Living in a country that has consistently performed highly in international rankings for public trust and confidence is no guarantee as to what our future may hold. An abiding theme of open government work is acknowledging that nothing stays the same. It is imperative to continue to embrace the challenge to do better in fostering transparency, accountability, and inclusion to improve how government serves its people and communities.

New Zealand has had its share of social disruption as well as health and environmental challenges in recent times. The country is now into its third year of the COVID-19 pandemic. COVID-19 has been accompanied by some constraint on freedoms, which has attracted diverging views and unprecedented discord. This experience has highlighted how important public trust and confidence in government is, to both social cohesion and the social licence government needs to be able to serve its people well.

As a government, we remain committed to developing a just and inclusive society. This means taking the opportunity to improve Māori-Crown relationships and doing better in recognising the role of Te Tiriti o Waitangi in government policy and services. The Public Service is playing a critical role in supporting government to navigate this change.

The commitments in this National Action Plan reflect the input and views of the public and civil society and the desire for government and non-government to work together to improve the lives of New Zealanders.

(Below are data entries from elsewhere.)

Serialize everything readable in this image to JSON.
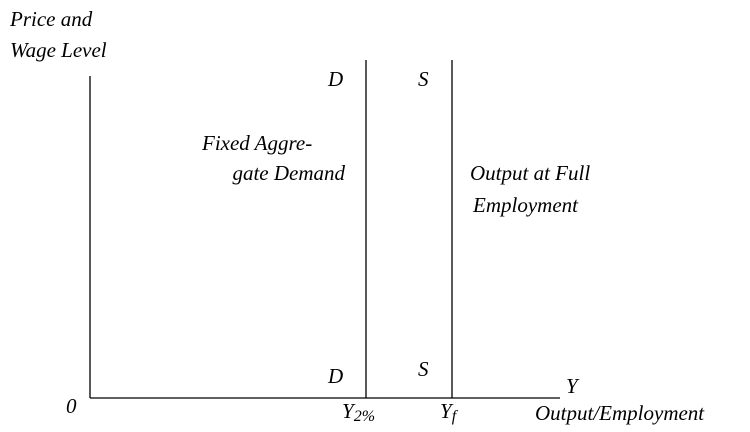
{
  "axes": {
    "y_label": [
      "Price and",
      "Wage Level"
    ],
    "x_symbol": "Y",
    "x_label": "Output/Employment",
    "origin": "0"
  },
  "curves": [
    {
      "top_label": "D",
      "bottom_label": "D",
      "description": [
        "Fixed Aggre-",
        "gate Demand"
      ],
      "axis_symbol": "Y",
      "axis_subscript": "2%"
    },
    {
      "top_label": "S",
      "bottom_label": "S",
      "description": [
        "Output at Full",
        "Employment"
      ],
      "axis_symbol": "Y",
      "axis_subscript": "f"
    }
  ]
}
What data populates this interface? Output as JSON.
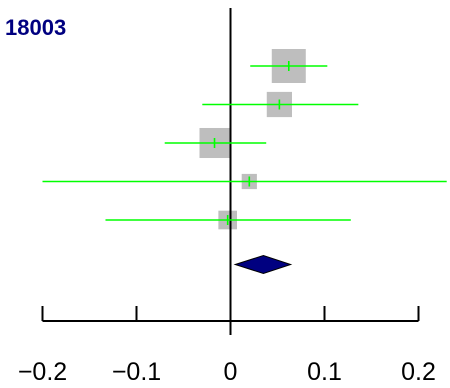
{
  "chart_data": {
    "type": "forest",
    "title": "18003",
    "xlim": [
      -0.2,
      0.23
    ],
    "x_ticks": [
      -0.2,
      -0.1,
      0,
      0.1,
      0.2
    ],
    "x_tick_labels": [
      "−0.2",
      "−0.1",
      "0",
      "0.1",
      "0.2"
    ],
    "reference_line": 0,
    "studies": [
      {
        "estimate": 0.062,
        "lower": 0.021,
        "upper": 0.103,
        "weight": 1.0
      },
      {
        "estimate": 0.052,
        "lower": -0.03,
        "upper": 0.136,
        "weight": 0.55
      },
      {
        "estimate": -0.017,
        "lower": -0.07,
        "upper": 0.038,
        "weight": 0.78
      },
      {
        "estimate": 0.02,
        "lower": -0.2,
        "upper": 0.23,
        "weight": 0.2
      },
      {
        "estimate": -0.003,
        "lower": -0.133,
        "upper": 0.128,
        "weight": 0.3
      }
    ],
    "summary": {
      "estimate": 0.035,
      "lower": 0.005,
      "upper": 0.064
    },
    "colors": {
      "ci_line": "#00ff00",
      "box": "#bebebe",
      "summary": "#000080",
      "reference": "#000000",
      "title": "#000080"
    }
  }
}
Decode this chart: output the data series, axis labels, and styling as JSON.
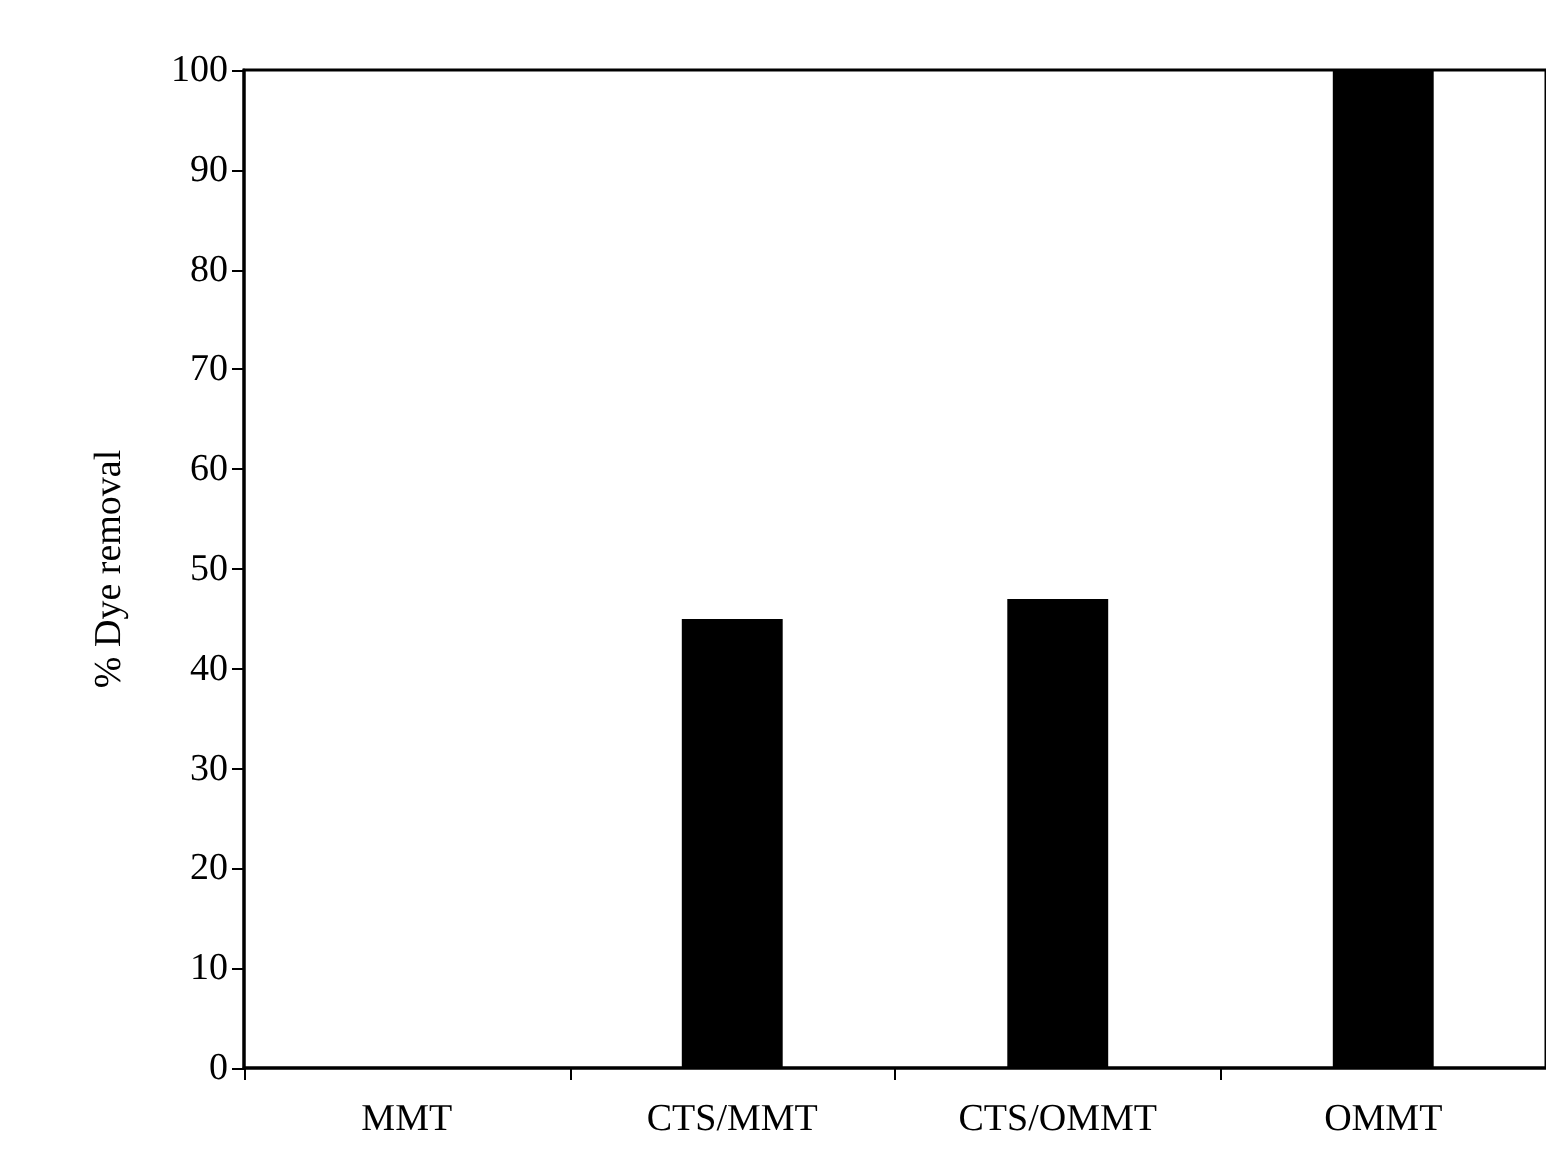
{
  "chart_data": {
    "type": "bar",
    "ylabel": "% Dye removal",
    "categories": [
      "MMT",
      "CTS/MMT",
      "CTS/OMMT",
      "OMMT"
    ],
    "values": [
      0,
      45,
      47,
      100
    ],
    "color": "#000000",
    "ylim": [
      0,
      100
    ],
    "yticks": [
      0,
      10,
      20,
      30,
      40,
      50,
      60,
      70,
      80,
      90,
      100
    ],
    "grid": false
  }
}
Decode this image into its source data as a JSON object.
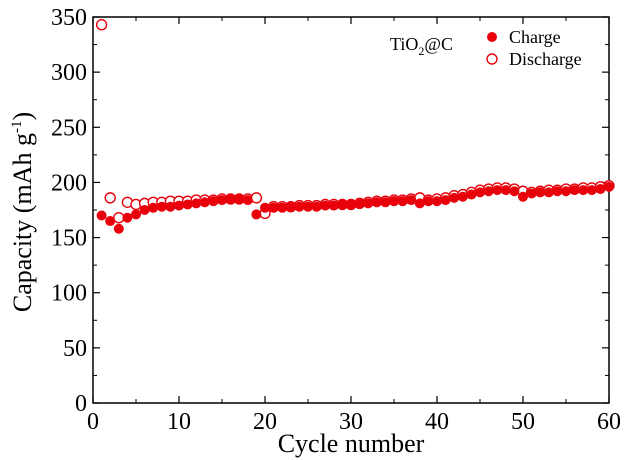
{
  "chart_data": {
    "type": "scatter",
    "title": "",
    "xlabel": "Cycle number",
    "ylabel": "Capacity (mAh g-1)",
    "ylabel_parts": {
      "main": "Capacity (mAh g",
      "sup": "-1",
      "close": ")"
    },
    "annotation": {
      "text": "TiO2@C",
      "main": "TiO",
      "sub": "2",
      "rest": "@C"
    },
    "xlim": [
      0,
      60
    ],
    "ylim": [
      0,
      350
    ],
    "x_ticks": [
      0,
      10,
      20,
      30,
      40,
      50,
      60
    ],
    "y_ticks": [
      0,
      50,
      100,
      150,
      200,
      250,
      300,
      350
    ],
    "legend_position": "top-right",
    "grid": false,
    "series": [
      {
        "name": "Charge",
        "marker": "filled-circle",
        "color": "#e8000b",
        "x": [
          1,
          2,
          3,
          4,
          5,
          6,
          7,
          8,
          9,
          10,
          11,
          12,
          13,
          14,
          15,
          16,
          17,
          18,
          19,
          20,
          21,
          22,
          23,
          24,
          25,
          26,
          27,
          28,
          29,
          30,
          31,
          32,
          33,
          34,
          35,
          36,
          37,
          38,
          39,
          40,
          41,
          42,
          43,
          44,
          45,
          46,
          47,
          48,
          49,
          50,
          51,
          52,
          53,
          54,
          55,
          56,
          57,
          58,
          59,
          60
        ],
        "y": [
          170,
          165,
          158,
          168,
          171,
          175,
          177,
          178,
          178,
          179,
          180,
          181,
          182,
          183,
          184,
          185,
          185,
          184,
          171,
          177,
          177,
          177,
          178,
          178,
          178,
          178,
          179,
          179,
          180,
          180,
          181,
          181,
          182,
          182,
          183,
          183,
          184,
          181,
          183,
          183,
          184,
          186,
          187,
          189,
          191,
          192,
          193,
          193,
          192,
          187,
          190,
          191,
          191,
          192,
          192,
          193,
          193,
          193,
          194,
          196
        ]
      },
      {
        "name": "Discharge",
        "marker": "open-circle",
        "color": "#e8000b",
        "x": [
          1,
          2,
          3,
          4,
          5,
          6,
          7,
          8,
          9,
          10,
          11,
          12,
          13,
          14,
          15,
          16,
          17,
          18,
          19,
          20,
          21,
          22,
          23,
          24,
          25,
          26,
          27,
          28,
          29,
          30,
          31,
          32,
          33,
          34,
          35,
          36,
          37,
          38,
          39,
          40,
          41,
          42,
          43,
          44,
          45,
          46,
          47,
          48,
          49,
          50,
          51,
          52,
          53,
          54,
          55,
          56,
          57,
          58,
          59,
          60
        ],
        "y": [
          343,
          186,
          168,
          182,
          180,
          181,
          182,
          182,
          183,
          183,
          183,
          184,
          184,
          184,
          185,
          185,
          185,
          185,
          186,
          172,
          178,
          178,
          178,
          179,
          179,
          179,
          180,
          180,
          180,
          180,
          181,
          182,
          183,
          183,
          184,
          184,
          185,
          186,
          184,
          185,
          186,
          188,
          189,
          191,
          193,
          194,
          195,
          195,
          194,
          192,
          191,
          192,
          193,
          193,
          194,
          194,
          195,
          195,
          196,
          197
        ]
      }
    ]
  }
}
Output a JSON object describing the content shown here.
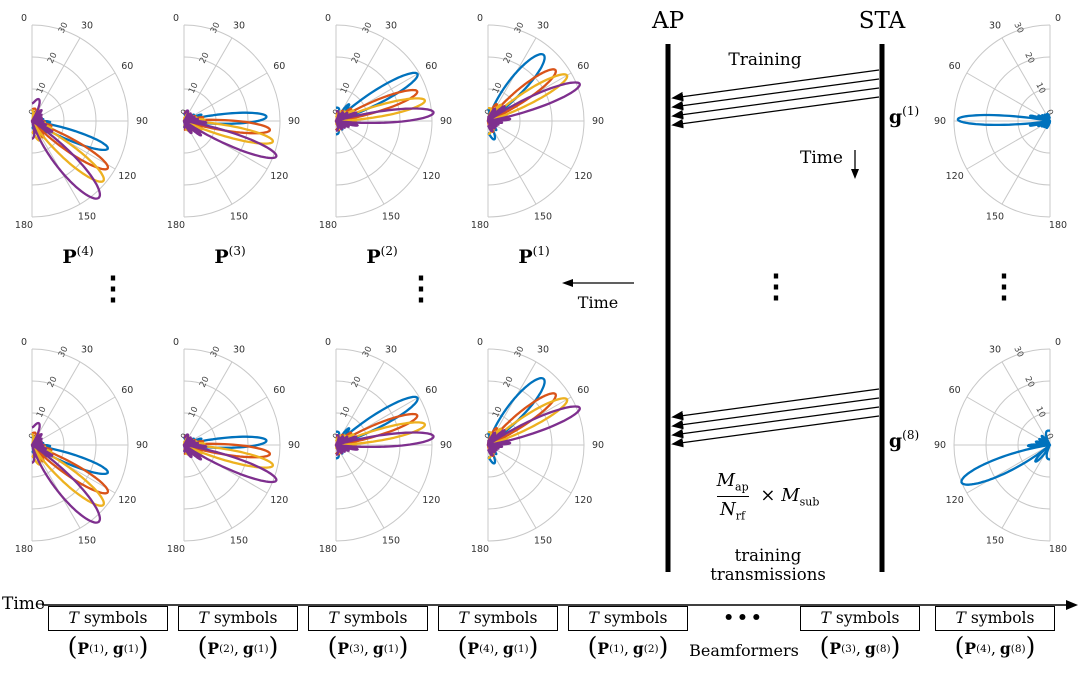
{
  "palette": {
    "blue": "#0072BD",
    "orange": "#D95319",
    "yellow": "#EDB120",
    "purple": "#7E2F8E",
    "grid": "#c8c8c8"
  },
  "vdots": "⋮",
  "polar": {
    "radial_ticks": [
      "0",
      "10",
      "20",
      "30"
    ],
    "angle_ticks": [
      "0",
      "30",
      "60",
      "90",
      "120",
      "150",
      "180"
    ],
    "p_plots": [
      {
        "label_base": "P",
        "label_exp": "(4)",
        "beams": [
          {
            "color": "blue",
            "angle": 110,
            "amp": 0.84
          },
          {
            "color": "orange",
            "angle": 122,
            "amp": 0.93
          },
          {
            "color": "yellow",
            "angle": 130,
            "amp": 0.97
          },
          {
            "color": "purple",
            "angle": 139,
            "amp": 1.06
          }
        ]
      },
      {
        "label_base": "P",
        "label_exp": "(3)",
        "beams": [
          {
            "color": "blue",
            "angle": 87,
            "amp": 0.86
          },
          {
            "color": "orange",
            "angle": 96,
            "amp": 0.9
          },
          {
            "color": "yellow",
            "angle": 103,
            "amp": 0.95
          },
          {
            "color": "purple",
            "angle": 111,
            "amp": 1.03
          }
        ]
      },
      {
        "label_base": "P",
        "label_exp": "(2)",
        "beams": [
          {
            "color": "blue",
            "angle": 60,
            "amp": 0.98
          },
          {
            "color": "orange",
            "angle": 70,
            "amp": 0.9
          },
          {
            "color": "yellow",
            "angle": 77,
            "amp": 0.95
          },
          {
            "color": "purple",
            "angle": 85,
            "amp": 1.02
          }
        ]
      },
      {
        "label_base": "P",
        "label_exp": "(1)",
        "beams": [
          {
            "color": "blue",
            "angle": 40,
            "amp": 0.9
          },
          {
            "color": "orange",
            "angle": 53,
            "amp": 0.88
          },
          {
            "color": "yellow",
            "angle": 60,
            "amp": 0.95
          },
          {
            "color": "purple",
            "angle": 68,
            "amp": 1.03
          }
        ]
      }
    ],
    "g_plots": [
      {
        "label_base": "g",
        "label_exp": "(1)",
        "beams": [
          {
            "color": "blue",
            "angle": 89,
            "amp": 0.96,
            "n": 12
          }
        ]
      },
      {
        "label_base": "g",
        "label_exp": "(8)",
        "beams": [
          {
            "color": "blue",
            "angle": 113,
            "amp": 1.0,
            "n": 8
          }
        ]
      }
    ]
  },
  "sequence": {
    "ap_label": "AP",
    "sta_label": "STA",
    "training_label": "Training",
    "time_label": "Time",
    "fraction": {
      "num_base": "M",
      "num_sub": "ap",
      "den_base": "N",
      "den_sub": "rf",
      "times": "×",
      "m2_base": "M",
      "m2_sub": "sub"
    },
    "caption": "training transmissions"
  },
  "mid_time_label": "Time",
  "timeline": {
    "time_label": "Time",
    "t": "T",
    "symbols_word": "symbols",
    "lparen": "(",
    "rparen": ")",
    "comma": ",",
    "p_base": "P",
    "g_base": "g",
    "dots": "•••",
    "beamformers": "Beamformers",
    "slots": [
      {
        "pe": "(1)",
        "ge": "(1)"
      },
      {
        "pe": "(2)",
        "ge": "(1)"
      },
      {
        "pe": "(3)",
        "ge": "(1)"
      },
      {
        "pe": "(4)",
        "ge": "(1)"
      },
      {
        "pe": "(1)",
        "ge": "(2)"
      },
      {
        "pe": "(3)",
        "ge": "(8)"
      },
      {
        "pe": "(4)",
        "ge": "(8)"
      }
    ]
  }
}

In engaging with New Zealanders when developing this National Action Plan, we heard about where the government could do better. There has been a strong call for the Public Service to improve its engagement capability and to provide communities with opportunities to contribute to the development of government policy and services that affect them.

I would like to thank all of those who have been involved in the development of this National Action Plan. Those involved includes the many individuals, communities, civil society organisations, Public Service agency officials and Expert Advisory Panel members who have provided valuable input and perspectives for this Plan over many months and, in some cases, years.